Yes, that Health & Safety disaster.

It’s all too easy to fall in line with lazy, Daily Mail orthodoxy and regard Health & Safety with sneering disdain. But if Hillsborough’s safety certificate had been renewed at any time between 1979 and 1989, maybe 96 people wouldn’t be dead (41 of those deaths are currently adjudged to have been avoidable). It might be slightly irritating to have to wear a high-viz tabard, or a safety helmet, or protective gloves, in the workplace, but the same paranoia behind such measures might have reduced the chances of Leppings Lane becoming a “death trap”, into which fans were herded, down an inappropriate gradient, with many different sorts of contempt and neglect.

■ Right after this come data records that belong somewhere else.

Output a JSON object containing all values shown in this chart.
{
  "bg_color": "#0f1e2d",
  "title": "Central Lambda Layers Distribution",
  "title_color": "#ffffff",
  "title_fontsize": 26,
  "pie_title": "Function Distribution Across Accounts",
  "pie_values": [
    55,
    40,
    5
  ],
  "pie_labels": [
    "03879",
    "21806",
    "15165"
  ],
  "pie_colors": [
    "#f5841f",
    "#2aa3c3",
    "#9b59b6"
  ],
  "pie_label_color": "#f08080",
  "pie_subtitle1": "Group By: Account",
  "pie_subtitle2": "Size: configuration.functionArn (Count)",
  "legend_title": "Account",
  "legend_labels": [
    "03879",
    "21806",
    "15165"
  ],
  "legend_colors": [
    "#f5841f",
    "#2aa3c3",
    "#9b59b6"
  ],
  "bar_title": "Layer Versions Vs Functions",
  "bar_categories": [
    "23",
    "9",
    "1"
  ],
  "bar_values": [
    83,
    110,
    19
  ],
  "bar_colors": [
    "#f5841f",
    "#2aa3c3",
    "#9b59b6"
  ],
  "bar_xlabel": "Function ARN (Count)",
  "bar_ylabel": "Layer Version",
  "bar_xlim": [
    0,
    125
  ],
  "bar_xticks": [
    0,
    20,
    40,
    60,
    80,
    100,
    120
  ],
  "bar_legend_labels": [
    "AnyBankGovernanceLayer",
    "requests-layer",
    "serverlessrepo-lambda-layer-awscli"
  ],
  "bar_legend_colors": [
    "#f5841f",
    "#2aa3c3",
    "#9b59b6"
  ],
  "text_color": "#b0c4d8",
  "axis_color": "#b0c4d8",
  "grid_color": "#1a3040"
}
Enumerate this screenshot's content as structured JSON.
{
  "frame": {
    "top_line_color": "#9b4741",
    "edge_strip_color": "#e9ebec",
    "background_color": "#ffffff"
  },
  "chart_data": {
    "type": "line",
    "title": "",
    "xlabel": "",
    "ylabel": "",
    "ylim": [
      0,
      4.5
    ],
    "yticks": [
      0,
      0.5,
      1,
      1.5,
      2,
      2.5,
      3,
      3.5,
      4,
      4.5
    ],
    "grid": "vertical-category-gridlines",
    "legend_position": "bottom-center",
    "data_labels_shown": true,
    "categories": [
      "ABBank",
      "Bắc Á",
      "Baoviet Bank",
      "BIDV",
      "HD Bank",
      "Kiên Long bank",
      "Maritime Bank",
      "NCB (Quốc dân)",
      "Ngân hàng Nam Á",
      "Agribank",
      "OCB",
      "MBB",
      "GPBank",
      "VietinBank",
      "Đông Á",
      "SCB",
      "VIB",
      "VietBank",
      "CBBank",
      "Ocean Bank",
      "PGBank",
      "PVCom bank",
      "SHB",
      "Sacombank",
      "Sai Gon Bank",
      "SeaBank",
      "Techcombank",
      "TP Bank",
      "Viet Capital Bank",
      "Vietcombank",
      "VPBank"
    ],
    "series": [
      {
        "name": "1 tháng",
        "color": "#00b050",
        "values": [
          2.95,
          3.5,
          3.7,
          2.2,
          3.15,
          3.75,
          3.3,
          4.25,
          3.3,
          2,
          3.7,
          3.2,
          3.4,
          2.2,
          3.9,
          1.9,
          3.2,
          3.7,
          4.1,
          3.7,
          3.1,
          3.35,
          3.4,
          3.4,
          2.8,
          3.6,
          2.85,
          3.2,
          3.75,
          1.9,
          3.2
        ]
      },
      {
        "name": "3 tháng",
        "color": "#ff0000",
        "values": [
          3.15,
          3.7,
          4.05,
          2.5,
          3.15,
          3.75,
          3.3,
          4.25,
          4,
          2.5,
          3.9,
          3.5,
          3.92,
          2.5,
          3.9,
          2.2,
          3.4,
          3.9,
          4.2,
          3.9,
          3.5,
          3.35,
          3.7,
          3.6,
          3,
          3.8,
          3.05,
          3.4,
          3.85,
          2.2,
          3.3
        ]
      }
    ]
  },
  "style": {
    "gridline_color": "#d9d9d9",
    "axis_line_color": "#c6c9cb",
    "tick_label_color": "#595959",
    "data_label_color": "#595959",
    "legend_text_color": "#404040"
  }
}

When representatives of official bodies give a “full and unreserved apology”, as the FA did, you have to check the wording. Are they really apologising fully? Or are they actually apologising partially, in order to avoid admitting liability?

I have been able to rewrite a comedy script to that an actor doesn’t have to be inoculated and stand in a pond, by relocating the scene to a children’s playground. Not so easy to rewrite – or relocate – Hillsborough.